Apart Together – The opening film in of the fest was by popular Chinese director Wang Quan’an. It takes place 50 years after the proclamation of Peoples Republic of China and the Island republic of Taiwan. For the first time a group of ex-soldiers of Taiwan’s National Peoples party are given permission to travel to China to reunite with family members in Shanghai. But for one aging soldier the journey is to find the long lost love of his life and their unborn child, who he was obligated to leave behind in Shanghai 50 years before. The big hearted romance won over the crowds and the critics.

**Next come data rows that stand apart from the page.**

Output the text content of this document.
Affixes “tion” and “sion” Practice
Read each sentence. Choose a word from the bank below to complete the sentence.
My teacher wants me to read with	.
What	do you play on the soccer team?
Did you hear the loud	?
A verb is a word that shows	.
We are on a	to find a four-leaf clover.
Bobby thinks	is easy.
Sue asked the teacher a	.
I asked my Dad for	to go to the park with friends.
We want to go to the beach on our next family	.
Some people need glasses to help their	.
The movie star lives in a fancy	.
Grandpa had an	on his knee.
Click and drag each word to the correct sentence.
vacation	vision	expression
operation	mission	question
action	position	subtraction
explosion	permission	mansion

Metropolis the Directors cut – A the beginning of the fest hundreds of fans waited out in the snow in Berlin’s legendary Brandenberg Gate for the world premiere of Fritz Lang’s Metropolis the way he intended it too be seen. The cut that most everyone else has seen was botched by German studios who wanted to keep the running time low for world distribution. But a couple years ago at an old cinema in Barcelona the only known copy of Fritz Lang’s original vision was discovered. The film was digitally restored and wowed the crowds as the Berlin. After the premiere Variety simply said “Throw out your Metropolis DVD.” The new version fills up many plot holes and gives the film a great suspense that wasn’t there before. This new and improved version will be released by Kino in April.
A Woman, a Gun, and a Noodle Shop – Last and probably least on the list is Zhang Yimou’s remake of the Coen brothers classic Blood Simple. The film may have underwhelmed at Berlin, despite masterful visuals and committed performances. But it still is a real curiosity with its flamboyant period garb and Three Stooges style slapstick.